Jeff nachylił się do niej.

– A może to wielbłądy dwugarbne są inne? Oczy Maggie napełniły się niespodziewanie łzami.

– Nie chcę, żeby wielbłądy były smutne.

Ashley zrobiło się żal córeczki. Wyciągnęła do niej ręce, żeby ją pocieszyć, ale Jeff ją uprzedził. Zdecydowanym, lecz delikatnym ruchem posadził sobie małą na kolanach. Na ten widok Ashley przeszedł dreszcz. Jeff trzymał małą tak pewnie, jakby miał w tym ogromną wprawę.

– A czy tobie jest smutno, że masz ciemne włosy?

Maggie uniosła głowę i spojrzała mu prosto w oczy.

– Nie – powiedziała z przejęciem. – Mamusia mówi, że mam ładne włosy.

– Mama ma rację. A więc nie jesteś smutna z powodu swojego wyglądu, bo wyglądasz doskonale. Podobnie jest z wielbłądami. Dobrze wiedzą, że wyglądają dokładnie tak jak powinny.

Łzy zniknęły z oczu Maggie równie szybko, jak się pojawiły.

– To znaczy, że wielbłądy są szczęśliwe?

– Prawie zawsze.

Maggie rozpromieniona zsunęła się z kolan Jeffa, usiadła na swoim miejscu, wzięła do ręki łyżkę i zaczęła jeść dalej chrupki na mleku. Jeff przyglądał się jej badawczo.

– Maggie, musisz mi coś obiecać. Obiecaj mi, że zawsze będziesz wyjątkowa. Że nigdy się nie zmienisz.

Maggie zatrzymała łyżkę w połowie drogi do ust. Zachichotała radośnie.

– Niedługo będę dużą dziewczynką.

– Wiem.

– Ashley poczuła, że wzruszenie ściska jej piersi.
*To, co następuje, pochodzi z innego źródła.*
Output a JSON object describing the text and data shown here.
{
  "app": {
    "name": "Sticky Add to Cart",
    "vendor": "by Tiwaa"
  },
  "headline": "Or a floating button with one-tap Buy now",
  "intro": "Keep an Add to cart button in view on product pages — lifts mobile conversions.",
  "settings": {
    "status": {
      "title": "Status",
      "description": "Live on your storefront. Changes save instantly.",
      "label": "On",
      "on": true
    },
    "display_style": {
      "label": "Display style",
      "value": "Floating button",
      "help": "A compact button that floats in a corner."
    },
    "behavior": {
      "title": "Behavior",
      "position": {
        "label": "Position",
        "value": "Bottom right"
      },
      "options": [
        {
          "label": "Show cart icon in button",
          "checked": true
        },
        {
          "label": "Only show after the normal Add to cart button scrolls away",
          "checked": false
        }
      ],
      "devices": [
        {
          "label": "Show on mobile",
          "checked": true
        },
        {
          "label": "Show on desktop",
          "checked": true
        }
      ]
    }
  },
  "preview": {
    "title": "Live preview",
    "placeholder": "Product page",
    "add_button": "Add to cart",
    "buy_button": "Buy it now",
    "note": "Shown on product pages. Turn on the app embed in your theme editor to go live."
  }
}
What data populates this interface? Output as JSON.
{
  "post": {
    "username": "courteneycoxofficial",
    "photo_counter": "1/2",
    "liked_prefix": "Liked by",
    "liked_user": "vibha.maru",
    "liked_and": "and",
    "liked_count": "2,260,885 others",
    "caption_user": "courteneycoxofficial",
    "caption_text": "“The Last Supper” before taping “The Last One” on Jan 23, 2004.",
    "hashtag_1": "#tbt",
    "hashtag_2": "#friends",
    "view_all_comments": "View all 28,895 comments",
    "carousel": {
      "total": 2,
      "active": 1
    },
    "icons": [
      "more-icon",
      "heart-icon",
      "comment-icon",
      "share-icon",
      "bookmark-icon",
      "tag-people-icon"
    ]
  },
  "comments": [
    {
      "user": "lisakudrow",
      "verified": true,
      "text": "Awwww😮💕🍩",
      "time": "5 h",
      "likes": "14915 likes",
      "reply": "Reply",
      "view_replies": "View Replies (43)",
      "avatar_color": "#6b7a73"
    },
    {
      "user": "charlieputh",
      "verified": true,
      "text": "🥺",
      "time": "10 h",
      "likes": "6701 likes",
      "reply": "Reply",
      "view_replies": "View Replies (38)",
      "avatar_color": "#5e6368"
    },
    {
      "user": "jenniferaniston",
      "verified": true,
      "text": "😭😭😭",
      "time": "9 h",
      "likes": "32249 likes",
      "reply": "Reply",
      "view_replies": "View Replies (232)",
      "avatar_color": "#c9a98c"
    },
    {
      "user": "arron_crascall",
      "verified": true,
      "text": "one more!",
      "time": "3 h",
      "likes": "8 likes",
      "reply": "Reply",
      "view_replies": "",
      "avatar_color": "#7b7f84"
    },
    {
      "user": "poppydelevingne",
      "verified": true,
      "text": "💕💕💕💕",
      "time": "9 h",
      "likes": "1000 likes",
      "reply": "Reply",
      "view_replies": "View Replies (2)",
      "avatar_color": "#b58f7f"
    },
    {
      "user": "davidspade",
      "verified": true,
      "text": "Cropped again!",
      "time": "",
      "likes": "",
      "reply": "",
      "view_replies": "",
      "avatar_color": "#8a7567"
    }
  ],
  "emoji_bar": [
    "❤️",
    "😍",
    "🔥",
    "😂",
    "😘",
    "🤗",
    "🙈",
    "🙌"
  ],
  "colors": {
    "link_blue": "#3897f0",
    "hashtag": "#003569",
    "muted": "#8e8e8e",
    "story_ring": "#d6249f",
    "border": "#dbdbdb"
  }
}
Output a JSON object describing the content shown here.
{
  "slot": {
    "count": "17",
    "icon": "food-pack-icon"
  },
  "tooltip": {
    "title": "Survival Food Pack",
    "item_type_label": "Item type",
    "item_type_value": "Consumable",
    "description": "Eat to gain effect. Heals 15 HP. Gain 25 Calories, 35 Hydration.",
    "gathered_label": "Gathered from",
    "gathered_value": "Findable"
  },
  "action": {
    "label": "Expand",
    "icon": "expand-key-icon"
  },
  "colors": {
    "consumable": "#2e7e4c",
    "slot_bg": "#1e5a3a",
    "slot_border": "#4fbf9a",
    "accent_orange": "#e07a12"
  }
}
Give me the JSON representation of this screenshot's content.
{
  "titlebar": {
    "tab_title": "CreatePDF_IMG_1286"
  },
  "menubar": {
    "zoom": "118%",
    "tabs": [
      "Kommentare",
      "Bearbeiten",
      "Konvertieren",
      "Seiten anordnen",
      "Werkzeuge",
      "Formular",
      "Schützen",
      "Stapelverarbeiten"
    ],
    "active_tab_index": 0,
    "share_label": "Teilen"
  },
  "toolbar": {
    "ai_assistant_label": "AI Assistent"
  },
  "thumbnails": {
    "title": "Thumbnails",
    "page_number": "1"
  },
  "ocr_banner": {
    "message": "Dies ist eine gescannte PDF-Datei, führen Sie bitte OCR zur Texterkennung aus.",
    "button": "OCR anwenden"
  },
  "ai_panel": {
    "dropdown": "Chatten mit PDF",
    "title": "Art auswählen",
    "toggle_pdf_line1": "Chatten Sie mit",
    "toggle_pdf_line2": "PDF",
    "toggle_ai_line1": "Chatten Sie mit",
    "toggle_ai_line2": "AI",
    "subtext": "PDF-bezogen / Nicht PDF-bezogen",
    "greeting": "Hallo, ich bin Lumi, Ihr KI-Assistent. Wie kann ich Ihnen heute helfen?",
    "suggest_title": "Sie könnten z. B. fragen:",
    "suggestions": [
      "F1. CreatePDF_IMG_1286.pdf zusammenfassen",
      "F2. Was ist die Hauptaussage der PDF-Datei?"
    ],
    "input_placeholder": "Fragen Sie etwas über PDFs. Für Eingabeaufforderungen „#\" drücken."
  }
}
Po raz pierwszy, odkąd spotkała Jeffa Rittera, wiedziała, co ma na myśli. Wpatrywał się zachwycony w jej córkę, życząc jej, aby miała wyjątkowe życie. Pragnął chronić ją od wszelkich cierpień – zarówno fizycznych jak i psychicznych. W jakiś cudowny sposób malutka Maggie przebiła się przez obronny mur, jaki w swoim sercu wzniósł Jeff.

Jak mogła oprzeć się mężczyźnie, który uwielbia jej córkę? Mówiąc słowami Maggie, byłoby jej bardzo smutno, gdyby musiała odejść od tego człowieka. Dopiero co pojawił się w ich życiu, a zdążył już wywrzeć na nie tak ogromny wpływ. Czy będą w stanie powrócić do dawnej szarej rzeczywistości?

– Nad czym tak dumasz? – zapytał Jeff, gdyż Ashley przyciągnęła jego uwagę.

– Brenda miała rację. Jesteś prawym człowiekiem. Jeff zesztywniał.

– Przestańcie ze mnie robić bohatera, bo nim nie jestem. Ashley wiedziała, że ciąży nad nim zmora przeszłości, nie miało to jednak dla niej znaczenia. Ważne było to, Jeff nigdy nie zawiódłby kobiety, czy też dziecka, tak jak jej były mąż. Można było na nim polegać. Nie uciekłby z pożyczonymi pieniędzmi, zrzucając odpowiedzialność na żonę. W niczym nie przypominał Damiana.

Zanim zdążyła wyjaśnić, co ma na myśli, Jeff wstał od stołu. Zerknęła na jego do połowy opróżniony talerz.

– Nie jesteś głodny? – spytała. – Minęło sporo czasu od lunchu.

– Mam mnóstwo pracy.

Wyszedł bez słowa z kuchni. Maggie patrzyła za nim zdumiona.

– Co się stało wujkowi?

– Nic, kochanie, po prostu jest bardzo zajęty.

I walczy ze sobą, dodała w duchu. Pragnęła pójść za nim i porozmawiać, ale coś ją powstrzymywało. Wiedziała, że chociaż można na nim polegać, jest dla niej w pewnym sensie niebezpieczny. W sercu Jeffa nie ma miejsca dla nikogo. Przynajmniej dopóty, dopóki nie rozliczy się z przeszłością.

Owszem, podobali się sobie, ale to wszystko – i całe szczęście, bo ona nie potrafiłaby mu się oprzeć. Oczekiwanie czegokolwiek więcej, byłoby z jej strony lekkomyślnością. Zrobiła z siebie w życiu już nie raz idiotkę, jeżeli chodzi o mężczyzn, i nie zamierzała powtarzać znowu tego błędu.

– Kirkman obawia się próby porwania – oznajmił Zane w następnym tygodniu, kiedy spotkali się z Jeffem, aby przedyskutować szczegóły zadania w rejonie Morza Śródziemnego.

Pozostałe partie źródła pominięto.